The City of Portland has designated as Individual City Landmarks five of seventeen historic buildings on Forest Avenue:

- 660 Forest Avenue (Woodford Food & Beverage as of 2024)
- 648 Forest Avenue
- Independent Order of Odd Fellows Block, 643–651 Forest Avenue
- 630 Forest Avenue
- Great Atlantic and Pacific Tea Company Store (1915), 617–619 Forest Avenue

Other notable addresses (from northwest to southeast:)
- Baxter Woods, a nature preserve and municipal forest
- The Great Lost Bear, 540 Forest Avenue
- 517–533 Forest Avenue
- Forest Gardens/David Munster Building, 371–373 Forest Avenue
- Creative Trails Building, 369 Forest Avenue
- Oakhurst Dairy, 364 Forest Avenue
- Palmer Spring, 351–355 Forest Avenue, a successor to L. C. Glidden Auto Company, which began making springs for horse-drawn carriages in 1849
- 331–337 Forest Avenue (1920)
- Portland Main Post Office (1932), listed on the National Register of Historic Places
- Portland Stage Company, 25A Forest Avenue
In 2016, the City of Portland's plans to demolish five Forest Avenue buildings, to be replaced by a CVS store, was met with public outcry.

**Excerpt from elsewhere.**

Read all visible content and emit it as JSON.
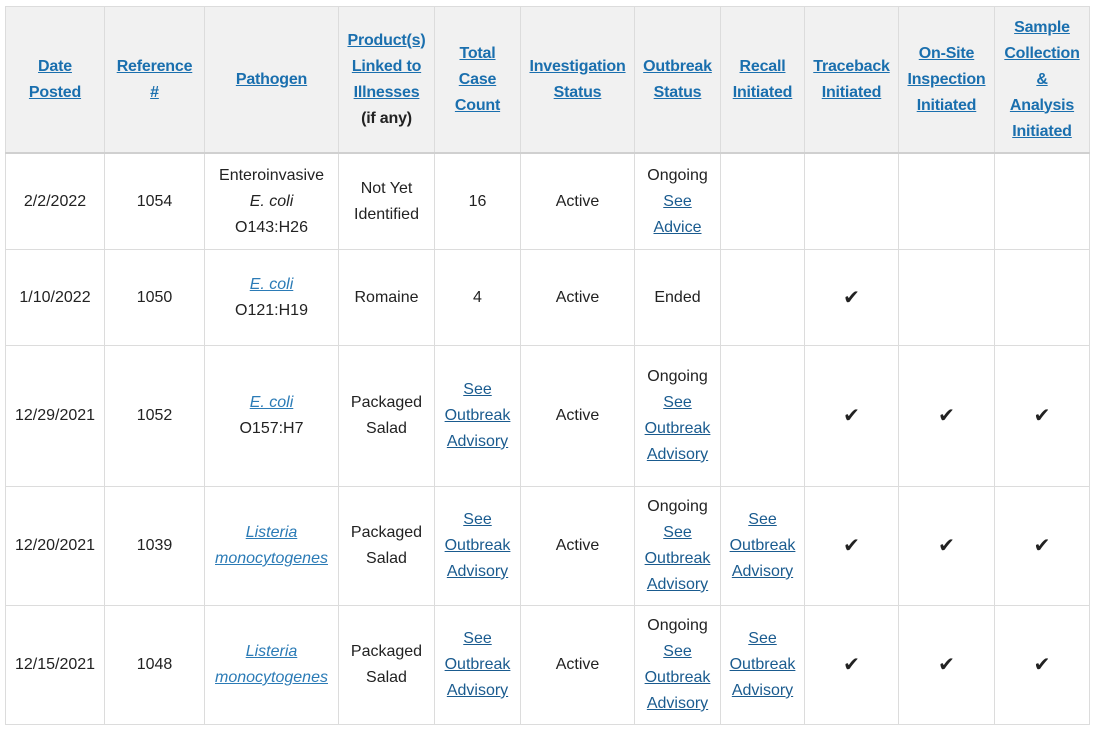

=== Destroyed buildings ===
The City Hotel formerly stood at the southern corner of today's Forest Avenue and Congress Street. It was demolished in 1894 and replaced two years later by the Congress Square Hotel.

== Public transportation ==
Greater Portland Metro's routes 2 (Forest Avenue), 3 (Westbrook Crosstown) and 4 (Westbrook), and Biddeford Saco Old Orchard Beach Transit's route 70, serve Forest Avenue.